In the boot room, Nick was holding out an oilskin coat for me. I slipped my arms into it and we stepped outside to find that snow was falling. I felt a flurry of nerves and told myself to chill. We were surrounded by people. This was his home. Nothing was going to happen.
‘I didn’t bring a torch,’ he said. ‘Stay close.’
We followed a flagstone path that led away from the main house towards a row of outbuildings. Some of them looked like stables. As we drew closer the long, pale face of a horse appeared.
‘This is Shadowfax,’ Nick said, stopping to stroke the horse’s nose.
‘You really are a Lord of the Rings fan,’ I muttered, as he pulled keys from his jeans pocket and slid one of them into the door of the next building.
‘They’ll be asleep,’ he said. ‘Keep your voice low.’
Inside the shed was darkness, a strong smell of animal waste and an odd, expectant silence.

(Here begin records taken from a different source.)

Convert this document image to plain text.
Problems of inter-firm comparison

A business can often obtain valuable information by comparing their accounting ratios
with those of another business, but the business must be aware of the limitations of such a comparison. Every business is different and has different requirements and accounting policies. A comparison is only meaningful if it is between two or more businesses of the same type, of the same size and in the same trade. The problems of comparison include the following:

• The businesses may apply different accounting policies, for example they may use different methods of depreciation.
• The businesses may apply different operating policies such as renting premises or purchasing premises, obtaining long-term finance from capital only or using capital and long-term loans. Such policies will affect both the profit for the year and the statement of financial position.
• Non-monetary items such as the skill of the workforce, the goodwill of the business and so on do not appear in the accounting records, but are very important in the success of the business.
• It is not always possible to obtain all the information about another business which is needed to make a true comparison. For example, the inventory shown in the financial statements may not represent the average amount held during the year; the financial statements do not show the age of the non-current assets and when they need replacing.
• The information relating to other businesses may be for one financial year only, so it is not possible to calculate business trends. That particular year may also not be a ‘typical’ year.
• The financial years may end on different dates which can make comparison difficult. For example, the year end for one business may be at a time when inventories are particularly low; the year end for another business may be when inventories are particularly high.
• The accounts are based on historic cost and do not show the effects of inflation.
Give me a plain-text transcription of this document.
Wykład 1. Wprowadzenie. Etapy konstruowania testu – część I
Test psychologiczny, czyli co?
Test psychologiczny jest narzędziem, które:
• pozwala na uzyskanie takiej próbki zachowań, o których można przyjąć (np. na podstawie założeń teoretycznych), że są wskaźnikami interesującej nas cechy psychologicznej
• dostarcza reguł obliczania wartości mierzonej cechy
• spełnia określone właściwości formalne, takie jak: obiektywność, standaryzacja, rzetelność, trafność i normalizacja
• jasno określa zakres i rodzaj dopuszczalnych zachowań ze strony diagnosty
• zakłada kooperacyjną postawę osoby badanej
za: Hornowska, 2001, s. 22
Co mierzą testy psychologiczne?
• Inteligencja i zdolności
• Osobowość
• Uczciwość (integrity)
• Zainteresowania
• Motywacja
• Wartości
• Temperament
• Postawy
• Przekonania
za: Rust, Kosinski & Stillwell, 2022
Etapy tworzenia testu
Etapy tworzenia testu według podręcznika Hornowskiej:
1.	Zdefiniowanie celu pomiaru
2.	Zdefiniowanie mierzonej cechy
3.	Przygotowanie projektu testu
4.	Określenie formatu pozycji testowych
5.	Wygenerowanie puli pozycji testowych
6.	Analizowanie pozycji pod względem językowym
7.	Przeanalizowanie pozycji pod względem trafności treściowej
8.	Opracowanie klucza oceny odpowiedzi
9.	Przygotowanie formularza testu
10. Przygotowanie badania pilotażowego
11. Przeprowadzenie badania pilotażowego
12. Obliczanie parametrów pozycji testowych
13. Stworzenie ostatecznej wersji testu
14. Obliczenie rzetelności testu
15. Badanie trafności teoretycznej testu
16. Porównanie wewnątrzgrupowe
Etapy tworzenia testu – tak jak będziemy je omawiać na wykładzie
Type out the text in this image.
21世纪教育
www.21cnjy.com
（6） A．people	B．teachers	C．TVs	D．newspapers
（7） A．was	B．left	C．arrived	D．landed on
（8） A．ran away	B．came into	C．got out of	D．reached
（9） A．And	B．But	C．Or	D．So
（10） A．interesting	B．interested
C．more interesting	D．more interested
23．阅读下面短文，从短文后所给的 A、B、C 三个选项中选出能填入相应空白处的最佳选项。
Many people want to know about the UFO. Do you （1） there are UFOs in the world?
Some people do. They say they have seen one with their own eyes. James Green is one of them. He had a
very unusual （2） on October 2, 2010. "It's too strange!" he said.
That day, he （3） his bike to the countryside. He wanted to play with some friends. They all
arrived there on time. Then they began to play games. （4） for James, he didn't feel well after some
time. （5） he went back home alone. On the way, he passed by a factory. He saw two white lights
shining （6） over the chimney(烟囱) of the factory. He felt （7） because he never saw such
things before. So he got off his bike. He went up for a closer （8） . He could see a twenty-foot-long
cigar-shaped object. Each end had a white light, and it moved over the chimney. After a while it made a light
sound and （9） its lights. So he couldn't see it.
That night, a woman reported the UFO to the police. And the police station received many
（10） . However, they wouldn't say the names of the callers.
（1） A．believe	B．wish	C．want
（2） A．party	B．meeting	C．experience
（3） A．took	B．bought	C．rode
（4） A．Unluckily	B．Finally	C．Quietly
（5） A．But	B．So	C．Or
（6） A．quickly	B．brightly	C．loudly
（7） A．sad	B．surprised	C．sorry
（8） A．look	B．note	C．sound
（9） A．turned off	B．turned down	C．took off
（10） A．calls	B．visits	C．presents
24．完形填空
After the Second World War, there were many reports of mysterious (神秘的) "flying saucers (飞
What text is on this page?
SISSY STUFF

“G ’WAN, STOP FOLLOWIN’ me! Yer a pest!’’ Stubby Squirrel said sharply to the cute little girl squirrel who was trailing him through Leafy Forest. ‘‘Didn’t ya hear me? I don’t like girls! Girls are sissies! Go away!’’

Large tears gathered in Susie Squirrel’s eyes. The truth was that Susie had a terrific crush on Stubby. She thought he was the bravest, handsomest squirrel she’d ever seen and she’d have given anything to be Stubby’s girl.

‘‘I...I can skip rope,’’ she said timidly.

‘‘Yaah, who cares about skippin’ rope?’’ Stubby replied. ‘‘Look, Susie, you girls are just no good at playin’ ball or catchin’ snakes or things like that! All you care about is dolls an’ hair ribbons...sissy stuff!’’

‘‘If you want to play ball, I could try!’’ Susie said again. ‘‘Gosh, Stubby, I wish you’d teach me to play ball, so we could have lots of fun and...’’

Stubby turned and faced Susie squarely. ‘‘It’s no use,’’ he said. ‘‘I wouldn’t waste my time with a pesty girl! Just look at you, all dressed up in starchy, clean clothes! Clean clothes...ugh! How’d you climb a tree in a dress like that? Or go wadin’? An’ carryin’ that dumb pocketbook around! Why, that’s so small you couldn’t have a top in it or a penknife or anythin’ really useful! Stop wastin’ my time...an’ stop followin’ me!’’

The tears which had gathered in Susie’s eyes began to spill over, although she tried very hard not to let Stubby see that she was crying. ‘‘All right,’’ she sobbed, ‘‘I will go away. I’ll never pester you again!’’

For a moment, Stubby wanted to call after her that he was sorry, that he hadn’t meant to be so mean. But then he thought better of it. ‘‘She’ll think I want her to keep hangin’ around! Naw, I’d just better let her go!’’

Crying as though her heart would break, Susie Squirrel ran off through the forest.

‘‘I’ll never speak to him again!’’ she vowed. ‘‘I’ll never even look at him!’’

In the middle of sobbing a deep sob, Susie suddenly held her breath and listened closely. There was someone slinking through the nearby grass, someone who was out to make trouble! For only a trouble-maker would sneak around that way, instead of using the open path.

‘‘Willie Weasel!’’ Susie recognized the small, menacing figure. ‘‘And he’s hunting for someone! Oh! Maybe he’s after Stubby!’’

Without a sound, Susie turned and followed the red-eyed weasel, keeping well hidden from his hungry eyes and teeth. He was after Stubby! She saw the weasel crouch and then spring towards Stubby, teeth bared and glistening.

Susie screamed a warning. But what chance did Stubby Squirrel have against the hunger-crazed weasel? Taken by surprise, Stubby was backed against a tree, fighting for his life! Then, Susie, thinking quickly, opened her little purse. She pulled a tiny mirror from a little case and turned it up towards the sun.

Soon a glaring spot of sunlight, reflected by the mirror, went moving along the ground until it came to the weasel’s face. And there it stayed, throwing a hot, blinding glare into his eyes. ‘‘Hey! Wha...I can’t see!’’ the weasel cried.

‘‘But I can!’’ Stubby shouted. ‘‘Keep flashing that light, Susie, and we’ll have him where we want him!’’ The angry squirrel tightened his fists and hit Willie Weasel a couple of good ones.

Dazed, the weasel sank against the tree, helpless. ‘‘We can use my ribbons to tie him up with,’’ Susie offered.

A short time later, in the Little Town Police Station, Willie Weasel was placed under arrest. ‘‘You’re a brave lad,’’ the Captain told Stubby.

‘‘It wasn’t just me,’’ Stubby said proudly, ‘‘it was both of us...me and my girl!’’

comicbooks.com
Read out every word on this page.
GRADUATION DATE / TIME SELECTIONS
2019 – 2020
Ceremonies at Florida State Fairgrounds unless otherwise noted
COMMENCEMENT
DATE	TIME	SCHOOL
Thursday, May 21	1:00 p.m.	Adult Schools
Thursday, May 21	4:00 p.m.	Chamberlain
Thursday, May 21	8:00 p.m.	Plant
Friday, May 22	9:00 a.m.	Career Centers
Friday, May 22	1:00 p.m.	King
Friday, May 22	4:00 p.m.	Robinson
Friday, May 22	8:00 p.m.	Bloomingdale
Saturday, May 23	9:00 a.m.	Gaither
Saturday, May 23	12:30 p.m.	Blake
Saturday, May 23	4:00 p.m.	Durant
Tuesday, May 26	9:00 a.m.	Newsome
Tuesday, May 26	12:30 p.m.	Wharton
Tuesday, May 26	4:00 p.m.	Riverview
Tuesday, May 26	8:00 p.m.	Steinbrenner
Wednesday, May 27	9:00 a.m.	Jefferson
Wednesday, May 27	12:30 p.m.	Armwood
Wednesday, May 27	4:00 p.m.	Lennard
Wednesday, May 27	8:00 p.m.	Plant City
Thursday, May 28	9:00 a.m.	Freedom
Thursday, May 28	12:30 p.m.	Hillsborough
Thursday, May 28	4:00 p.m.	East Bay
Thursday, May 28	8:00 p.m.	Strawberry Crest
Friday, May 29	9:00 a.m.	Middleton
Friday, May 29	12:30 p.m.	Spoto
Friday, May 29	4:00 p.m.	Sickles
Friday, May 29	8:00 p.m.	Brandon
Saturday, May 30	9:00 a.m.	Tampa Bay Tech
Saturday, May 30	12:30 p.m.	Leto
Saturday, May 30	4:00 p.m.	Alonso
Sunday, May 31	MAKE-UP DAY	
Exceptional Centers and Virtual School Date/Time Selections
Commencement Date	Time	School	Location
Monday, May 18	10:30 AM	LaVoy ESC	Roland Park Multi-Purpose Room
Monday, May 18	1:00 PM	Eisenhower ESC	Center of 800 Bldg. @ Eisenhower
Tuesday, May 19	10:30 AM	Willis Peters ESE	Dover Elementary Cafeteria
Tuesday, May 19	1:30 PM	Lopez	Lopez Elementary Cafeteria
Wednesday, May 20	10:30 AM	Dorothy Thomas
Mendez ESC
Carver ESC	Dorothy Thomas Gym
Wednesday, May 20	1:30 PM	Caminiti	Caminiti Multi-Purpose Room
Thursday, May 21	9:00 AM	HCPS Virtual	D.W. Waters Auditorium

Then a flapping just over my left shoulder. Light began to grow. I could see Nick’s hand in the corner of the room, adjusting a dimmer switch. I was being watched by ten pairs of soft, black eyes.
I’d stepped back against the door. Too quickly. I’d startled them. They jumped, squawked, flapped and grumbled.
‘Are you OK?’ asked Nick, frowning at me. ‘Sorry, should I have warned you?’
‘What are they?’ I asked, my eyes flicking from one creature to the next, taking in that they were all tethered to their perches. I still wasn’t moving from the door.
‘Peregrine falcons,’ Nick replied, approaching the nearest bird. The creature bent its head towards Nick’s outstretched hand, as though it would nuzzle against him. Or bite. Nick pulled out of reach before either could happen.
The birds differed slightly in size but were identical in colouring. The feathers on their backs and upper wings were the colour of rain-drenched slate. Those on their breasts were cream and cinnamon, dappled with black. ‘Fastest creatures on the planet,’ said Nick. ‘Haldir, this is Laura.’
The falcon looked at me. Its eyes were black, rimmed with yellow. I’d seen people with less intelligence in their eyes.
‘I thought that was the cheetah,’ I said. The falcon hadn’t taken its eyes off me.
‘Cheetah, shmeetah,’ said Nick, lifting his fingers towards the bird again, pulling them out of reach as the bird ducked its head. ‘The cheetah can run at seventy miles an hour for a couple of minutes. Peregrines have been recorded diving at two hundred miles per hour.’
At the far end of the shed, on a separate, raised perch, a bird that I was pretty certain was an owl jumped and spread its wings, as though clamouring for attention.
‘Well, I would be impressed, but isn’t that just the same as falling?’ I said. ‘If you’re high enough, don’t you just gather speed ad infinitum?’